Huge winterkill losses prompted cutbacks in deer and antelope hunting tags in some areas this fall. Whether that happens again in 2024 also remains to be seen, Ball said.
“The Department’s game wardens and biologists adaptively manage mule deer and pronghorn toward established herd unit objectives through hunting seasons,” she said. “Managers will conduct wildlife surveys this winter and evaluate harvest results in February. Following this data collection period, the 2024 season recommendations will be presented during public meetings across Wyoming in March.”
Everybody Can Pitch In
“While it is difficult to watch wildlife populations suffer severe winter losses, it is important to remember Wyoming’s wildlife have been enduring winters like last year for thousands of years. With healthy habitat conditions, wildlife are resilient and can recover to pre-winter numbers like they have in the past,” Ball said.
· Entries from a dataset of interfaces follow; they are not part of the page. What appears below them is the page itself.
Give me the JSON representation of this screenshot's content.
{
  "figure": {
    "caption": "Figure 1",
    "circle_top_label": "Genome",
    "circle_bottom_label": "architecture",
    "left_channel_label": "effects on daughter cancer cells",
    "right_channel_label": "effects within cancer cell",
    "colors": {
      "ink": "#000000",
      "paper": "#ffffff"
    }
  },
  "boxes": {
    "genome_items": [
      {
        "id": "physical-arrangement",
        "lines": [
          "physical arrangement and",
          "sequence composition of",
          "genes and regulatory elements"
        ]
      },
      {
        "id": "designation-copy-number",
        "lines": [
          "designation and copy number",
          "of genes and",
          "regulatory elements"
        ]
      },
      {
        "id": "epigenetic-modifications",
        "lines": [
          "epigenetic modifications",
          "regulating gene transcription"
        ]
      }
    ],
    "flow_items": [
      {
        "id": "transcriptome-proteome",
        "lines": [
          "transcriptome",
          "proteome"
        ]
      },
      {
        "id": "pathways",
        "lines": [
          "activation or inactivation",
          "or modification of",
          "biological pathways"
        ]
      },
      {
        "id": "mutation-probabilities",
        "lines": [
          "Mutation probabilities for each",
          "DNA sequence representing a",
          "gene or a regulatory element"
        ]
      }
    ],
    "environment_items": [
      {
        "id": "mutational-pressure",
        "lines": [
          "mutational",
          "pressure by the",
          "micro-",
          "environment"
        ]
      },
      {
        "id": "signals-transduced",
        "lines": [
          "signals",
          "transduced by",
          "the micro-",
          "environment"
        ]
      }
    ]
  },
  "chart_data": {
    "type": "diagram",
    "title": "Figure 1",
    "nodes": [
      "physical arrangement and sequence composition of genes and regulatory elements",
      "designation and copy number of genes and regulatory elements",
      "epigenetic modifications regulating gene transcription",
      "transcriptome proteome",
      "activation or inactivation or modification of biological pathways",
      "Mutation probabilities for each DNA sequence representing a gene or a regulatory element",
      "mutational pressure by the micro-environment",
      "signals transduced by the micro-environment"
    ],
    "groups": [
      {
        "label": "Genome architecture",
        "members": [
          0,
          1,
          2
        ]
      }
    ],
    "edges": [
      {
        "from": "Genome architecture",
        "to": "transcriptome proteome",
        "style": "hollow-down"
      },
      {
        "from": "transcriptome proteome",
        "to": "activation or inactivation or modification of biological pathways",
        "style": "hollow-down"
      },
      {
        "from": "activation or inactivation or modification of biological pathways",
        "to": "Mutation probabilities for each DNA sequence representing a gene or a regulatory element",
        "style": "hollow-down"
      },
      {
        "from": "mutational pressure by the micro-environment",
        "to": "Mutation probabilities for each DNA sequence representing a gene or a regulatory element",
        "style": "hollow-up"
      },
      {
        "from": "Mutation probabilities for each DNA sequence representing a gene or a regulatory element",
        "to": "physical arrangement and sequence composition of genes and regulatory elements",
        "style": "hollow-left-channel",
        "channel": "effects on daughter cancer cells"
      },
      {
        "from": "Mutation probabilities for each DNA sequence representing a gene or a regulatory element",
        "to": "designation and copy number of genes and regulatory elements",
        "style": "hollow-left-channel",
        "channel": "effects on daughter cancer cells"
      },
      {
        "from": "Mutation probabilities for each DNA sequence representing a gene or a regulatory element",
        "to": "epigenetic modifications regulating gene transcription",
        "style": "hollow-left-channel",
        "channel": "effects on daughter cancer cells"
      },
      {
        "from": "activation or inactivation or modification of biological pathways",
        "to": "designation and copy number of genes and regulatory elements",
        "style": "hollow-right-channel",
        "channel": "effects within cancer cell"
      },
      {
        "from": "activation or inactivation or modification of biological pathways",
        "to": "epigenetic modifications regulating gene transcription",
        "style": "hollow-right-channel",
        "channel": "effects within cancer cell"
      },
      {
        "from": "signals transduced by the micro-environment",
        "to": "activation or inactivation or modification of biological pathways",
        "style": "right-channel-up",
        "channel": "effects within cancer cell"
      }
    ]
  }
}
Meanwhile, Game and Fish and wildlife conservation organizations are pitching in to help preserve deer and antelope habitat and migration routes. In the long run, that’s what truly helps the herds, Ball said.
And there’s other ways to help, she said.
“We can all come together to improve mule deer habitat by volunteering for habitat projects, purchasing a Wyoming wildlife conservation plate, purchasing Super Tag raffle tickets or getting involved with a local conservation organization,” she said.
“Landowners can help wintering wildlife by leaving gates open where possible to allow unimpaired movement of animals across the landscape and modifying fences to make them more wildlife-friendly,” Ball added.